Pretty sure I made it clear that we blew chunks last year. I also did not mean that Vanderbilt was tougher than South Carolina (please point out where I said that), but that the home-away game swap looks like it may be tougher. Your easiest 2 SEC games are at home (Vandy, Kentucky) with Auburn and Arkansas, and your road schedule looks pretty damn difficult with Tennessee, Alabama, LSU and us on the road. Lose to Arkansas and Auburn, and 3-5 or 2-6 in conference is likely.
Just my view, I could be wrong. You don't have to like it, just like you don't have to like my view about your wins last year. But here are the facts.

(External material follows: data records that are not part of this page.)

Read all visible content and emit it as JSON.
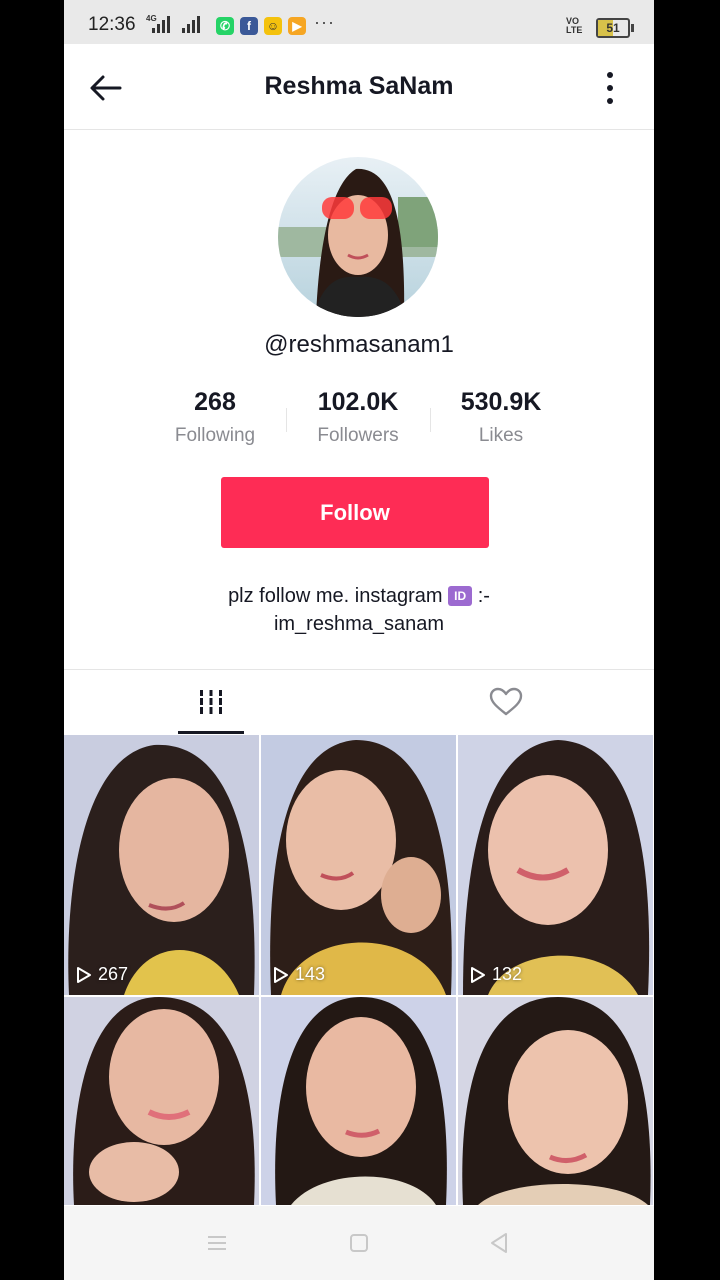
{
  "status_bar": {
    "time": "12:36",
    "network_tag": "4G",
    "volte_line1": "VO",
    "volte_line2": "LTE",
    "battery": "51",
    "overflow": "···"
  },
  "header": {
    "title": "Reshma SaNam"
  },
  "profile": {
    "username": "@reshmasanam1",
    "stats": [
      {
        "value": "268",
        "label": "Following"
      },
      {
        "value": "102.0K",
        "label": "Followers"
      },
      {
        "value": "530.9K",
        "label": "Likes"
      }
    ],
    "follow_label": "Follow",
    "bio_line1": "plz follow me. instagram",
    "bio_badge": "ID",
    "bio_suffix": ":-",
    "bio_line2": "im_reshma_sanam"
  },
  "tabs": [
    {
      "icon": "video-grid-icon",
      "selected": true
    },
    {
      "icon": "heart-icon",
      "selected": false
    }
  ],
  "videos": [
    {
      "views": "267"
    },
    {
      "views": "143"
    },
    {
      "views": "132"
    },
    {
      "views": ""
    },
    {
      "views": ""
    },
    {
      "views": ""
    }
  ],
  "colors": {
    "follow_button": "#fe2c55",
    "text_primary": "#161823",
    "text_secondary": "#8a8b91"
  }
}
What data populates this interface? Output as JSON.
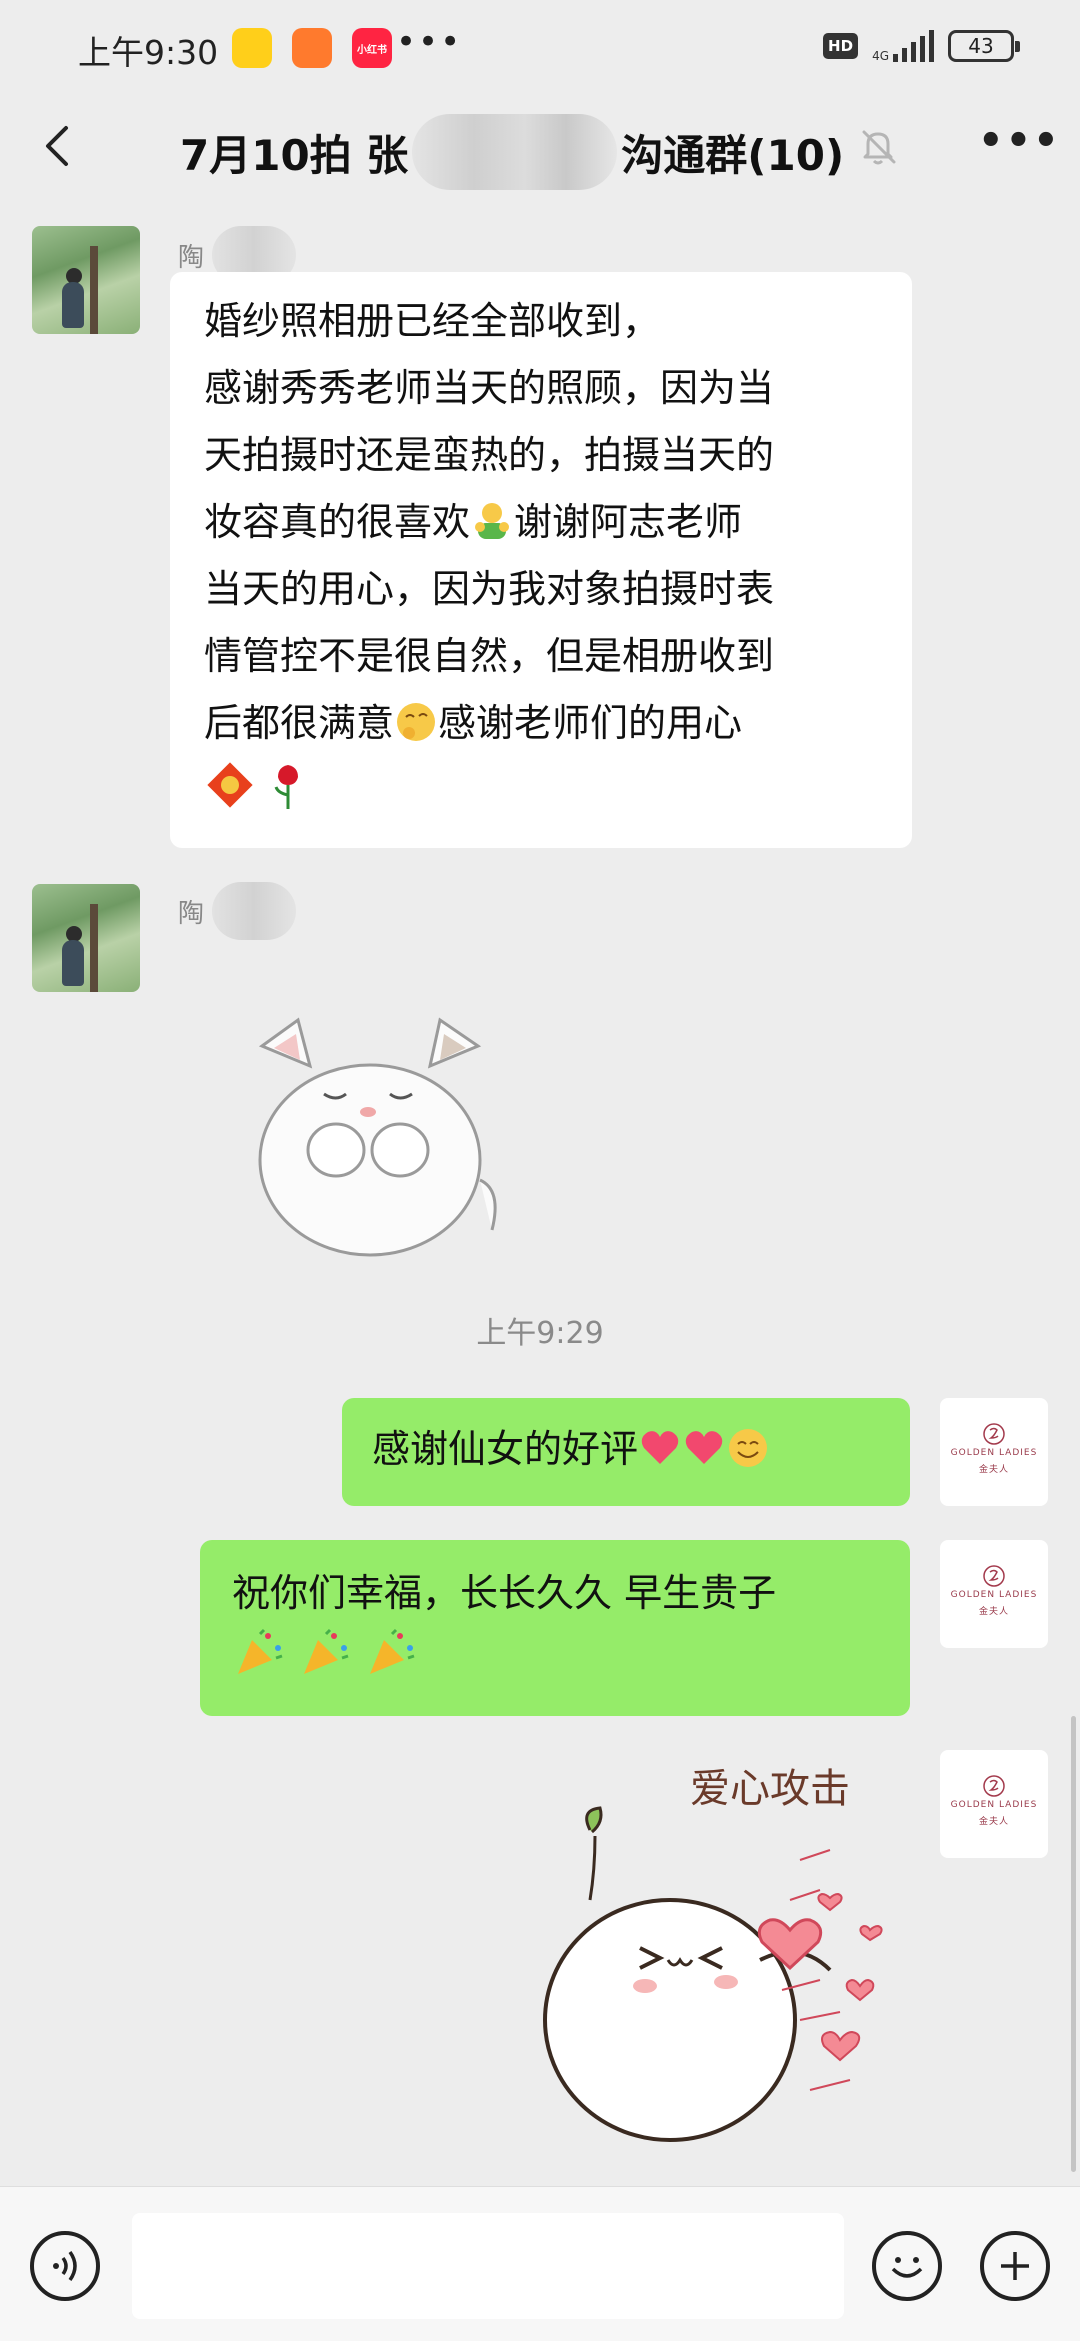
{
  "status_bar": {
    "time": "上午9:30",
    "apps": [
      "小红书"
    ],
    "hd": "HD",
    "network": "4G",
    "battery": "43"
  },
  "header": {
    "title_prefix": "7月10拍 张",
    "title_suffix": "沟通群(10)",
    "back_icon": "chevron-left-icon",
    "mute_icon": "bell-off-icon",
    "more_icon": "more-icon"
  },
  "messages": [
    {
      "sender": "陶",
      "lines": [
        "婚纱照相册已经全部收到，",
        "感谢秀秀老师当天的照顾，因为当",
        "天拍摄时还是蛮热的，拍摄当天的",
        "妆容真的很喜欢",
        "谢谢阿志老师",
        "当天的用心，因为我对象拍摄时表",
        "情管控不是很自然，但是相册收到",
        "后都很满意",
        "感谢老师们的用心"
      ]
    },
    {
      "sender": "陶",
      "sticker": "cat-sticker"
    }
  ],
  "timestamp": "上午9:29",
  "outgoing": [
    {
      "text": "感谢仙女的好评"
    },
    {
      "text": "祝你们幸福，长长久久 早生贵子"
    },
    {
      "sticker_text": "爱心攻击"
    }
  ],
  "brand_avatar": {
    "name": "GOLDEN LADIES",
    "cn": "金夫人"
  },
  "colors": {
    "background": "#ededed",
    "outgoing_bubble": "#95ec69",
    "incoming_bubble": "#ffffff"
  }
}
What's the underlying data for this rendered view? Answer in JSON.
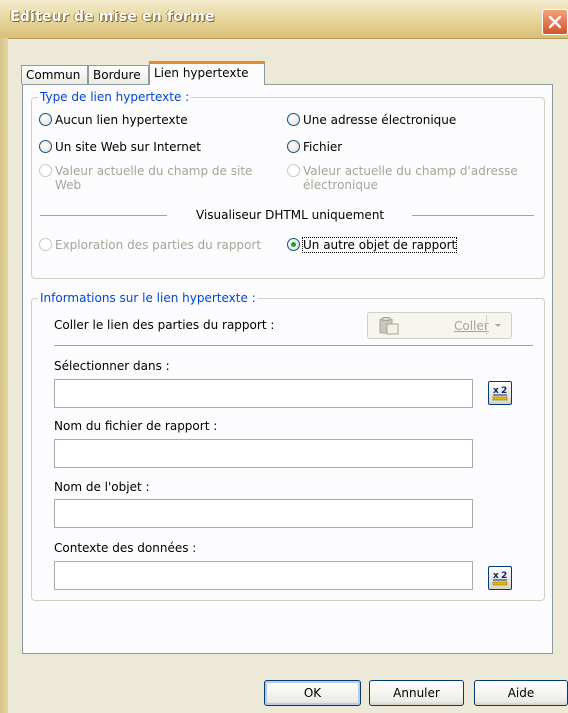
{
  "window": {
    "title": "Editeur de mise en forme"
  },
  "tabs": [
    {
      "label": "Commun"
    },
    {
      "label": "Bordure"
    },
    {
      "label": "Lien hypertexte"
    }
  ],
  "link_type": {
    "legend": "Type de lien hypertexte :",
    "options": {
      "none": "Aucun lien hypertexte",
      "email": "Une adresse électronique",
      "website": "Un site Web sur Internet",
      "file": "Fichier",
      "field_site_line1": "Valeur actuelle du champ de site",
      "field_site_line2": "Web",
      "field_email_line1": "Valeur actuelle du champ d'adresse",
      "field_email_line2": "électronique",
      "explore": "Exploration des parties du rapport",
      "other_object": "Un autre objet de rapport"
    },
    "dhtml_separator": "Visualiseur DHTML uniquement",
    "selected": "other_object"
  },
  "link_info": {
    "legend": "Informations sur le lien hypertexte :",
    "paste_label": "Coller le lien des parties du rapport :",
    "paste_button": "Coller",
    "select_in_label": "Sélectionner dans :",
    "select_in_value": "",
    "report_file_label": "Nom du fichier de rapport :",
    "report_file_value": "",
    "object_name_label": "Nom de l'objet :",
    "object_name_value": "",
    "data_context_label": "Contexte des données :",
    "data_context_value": ""
  },
  "buttons": {
    "ok": "OK",
    "cancel": "Annuler",
    "help": "Aide"
  },
  "icons": {
    "close": "close-icon",
    "formula": "formula-icon",
    "paste": "paste-icon",
    "dropdown": "chevron-down-icon"
  },
  "colors": {
    "accent": "#e68b2c",
    "legend_text": "#0046d5",
    "radio_dot": "#21a121",
    "close_button": "#d4532a"
  }
}
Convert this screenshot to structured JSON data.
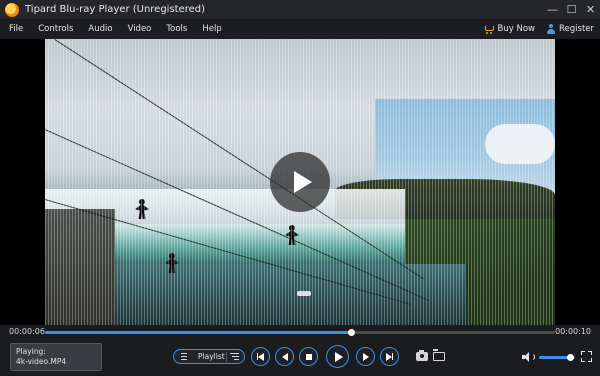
{
  "window": {
    "title": "Tipard Blu-ray Player (Unregistered)",
    "controls": {
      "minimize": "—",
      "maximize": "☐",
      "close": "✕"
    }
  },
  "menu": {
    "items": [
      "File",
      "Controls",
      "Audio",
      "Video",
      "Tools",
      "Help"
    ],
    "buy_now": "Buy Now",
    "register": "Register"
  },
  "player": {
    "time_elapsed": "00:00:06",
    "time_total": "00:00:10",
    "progress_fraction": 0.6,
    "volume_fraction": 0.85,
    "state": "paused"
  },
  "now_playing": {
    "label": "Playing:",
    "file": "4k-video.MP4"
  },
  "controls": {
    "playlist_label": "Playlist"
  },
  "colors": {
    "accent": "#3f8fe8",
    "titlebar": "#25262a",
    "controlbar": "#1b1c20"
  }
}
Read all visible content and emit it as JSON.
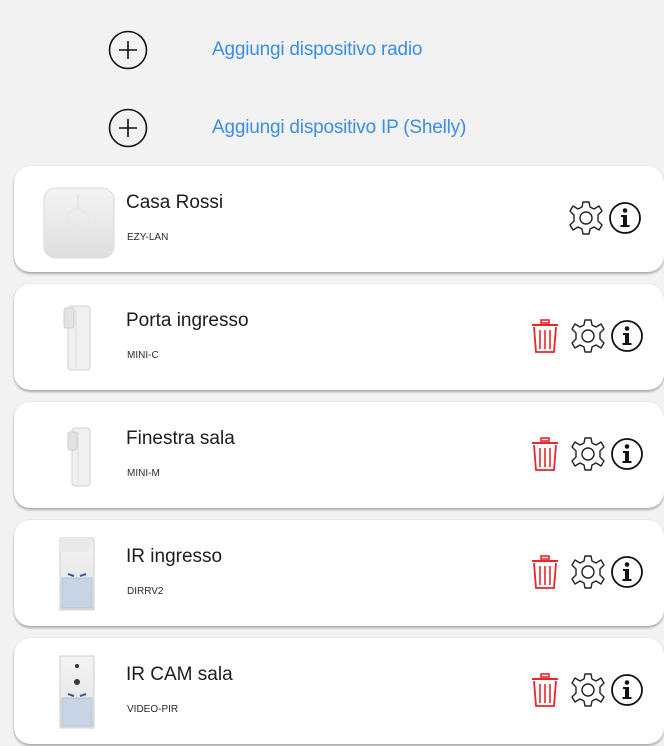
{
  "add_actions": {
    "radio_label": "Aggiungi dispositivo radio",
    "ip_label": "Aggiungi dispositivo IP (Shelly)"
  },
  "devices": [
    {
      "name": "Casa Rossi",
      "model": "EZY-LAN",
      "kind": "hub",
      "deletable": false
    },
    {
      "name": "Porta ingresso",
      "model": "MINI-C",
      "kind": "contact",
      "deletable": true
    },
    {
      "name": "Finestra sala",
      "model": "MINI-M",
      "kind": "contact",
      "deletable": true
    },
    {
      "name": "IR ingresso",
      "model": "DIRRV2",
      "kind": "pir",
      "deletable": true
    },
    {
      "name": "IR CAM sala",
      "model": "VIDEO-PIR",
      "kind": "pir-cam",
      "deletable": true
    }
  ],
  "icons": {
    "add": "plus-circle-icon",
    "delete": "trash-icon",
    "settings": "gear-icon",
    "info": "info-icon"
  },
  "colors": {
    "link": "#3a8ee6",
    "delete": "#e8262b",
    "background": "#f2f2f2",
    "card": "#ffffff"
  }
}
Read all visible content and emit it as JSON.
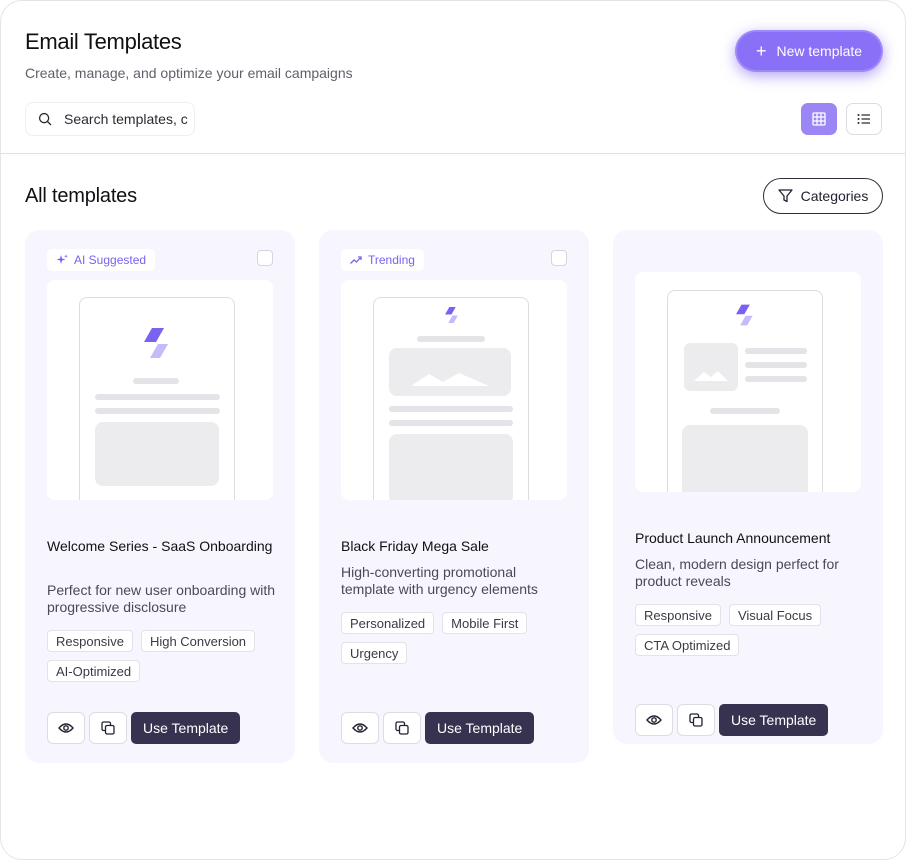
{
  "header": {
    "title": "Email Templates",
    "subtitle": "Create, manage, and optimize your email campaigns",
    "new_button_label": "New template"
  },
  "search": {
    "placeholder": "Search templates, c"
  },
  "section": {
    "title": "All templates",
    "categories_label": "Categories"
  },
  "colors": {
    "accent": "#8a6ff7",
    "primary_button": "#36324f",
    "card_bg": "#f7f6fe"
  },
  "cards": [
    {
      "badge": "AI Suggested",
      "badge_icon": "sparkle-icon",
      "title": "Welcome Series - SaaS Onboarding",
      "description": "Perfect for new user onboarding with progressive disclosure",
      "tags": [
        "Responsive",
        "High Conversion",
        "AI-Optimized"
      ],
      "use_label": "Use Template"
    },
    {
      "badge": "Trending",
      "badge_icon": "trending-up-icon",
      "title": "Black Friday Mega Sale",
      "description": "High-converting promotional template with urgency elements",
      "tags": [
        "Personalized",
        "Mobile First",
        "Urgency"
      ],
      "use_label": "Use Template"
    },
    {
      "badge": "",
      "title": "Product Launch Announcement",
      "description": "Clean, modern design perfect for product reveals",
      "tags": [
        "Responsive",
        "Visual Focus",
        "CTA Optimized"
      ],
      "use_label": "Use Template"
    }
  ]
}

Auburn's 1-2 start concluded with the home loss to MSU. It had also struggled to beat 5-7 Kansas State and lost to South Florida at home. They would go 8-2 the rest of the way with losses to LSU and Georgia (national champ and Sugar Bowl champ) on the road. You caught them at the right time. Sorry, that's just the way it is.
Alabama went 6-6 and you got them at home. They were in position score a touchdown to take a 13-point lead (or at least get a field goal to make it 9) right before the half before John Parker Wilson ("He's a winner. He gets the job done" - credit ESPN during the early season Alabama blowjob fest) threw a pick-6 to a guy that will not be on the team this year, the difference in the game.
You beat an 0-8 Ole Miss team that had the game in hand. All we had to do was punt and play good defense. We went for it and got stopped, sparking MSU, and choked the rest of the way. In hindsight it was the best thing that could've happened to us though as it resulted in the coaching change. Still, it would've been fun to see a team with a 3-4 SEC record lose to its 0-7 rival at home at home, especially with talk that a 6-6 record may have left MSU home for the holidays.
Wins over UAB (2-10), Tulane (4-8), and Gardner-Webb (5-6 at 1-AA) simply don't impress me. Now if they impress you and other MSU fans, that's fantastic.
But it's the equivalent of me attempting to claim that our wins over Louisiana Tech (5-7), Northwestern State (4-7) and Memphis (7-6) were impressive. They weren't.
With regards to the Central Florida game, their quarterback was one of the worst I have ever seen in my life. There's a difference between a good QB being defensed well, and a QB who is just bad. This one was the latter. Had I seen them in some other games, I might have been impressed with them. But they looked horrible that entire game. That's what I based my opinion on. Well, that and the fact that, once again, the C-USA champ lost to the 6th or 7th-place SEC team.
Now you're asking the wrong question. This is not about what we could've done last year. We sucked, admittedly. I don't think I've seen an Ole Miss fan debate that point.
The real question is this. Could MSU have actually repeated the feat against the 3 quality teams they beat (Auburn, Alabama, Kentucky)? Catch Auburn later in the year, don't get the pick-6 against Alabama (or catch them earlier when they were hot, and not in the midst of a 4-game losing streak), and if Ole Miss punts on the 4th down instead of going for it, 7-5 likely turns into 4-8. Better yet, what are the odds MSU will beat these teams, or LSU, Tennessee and Arkansas for that matter in 2008?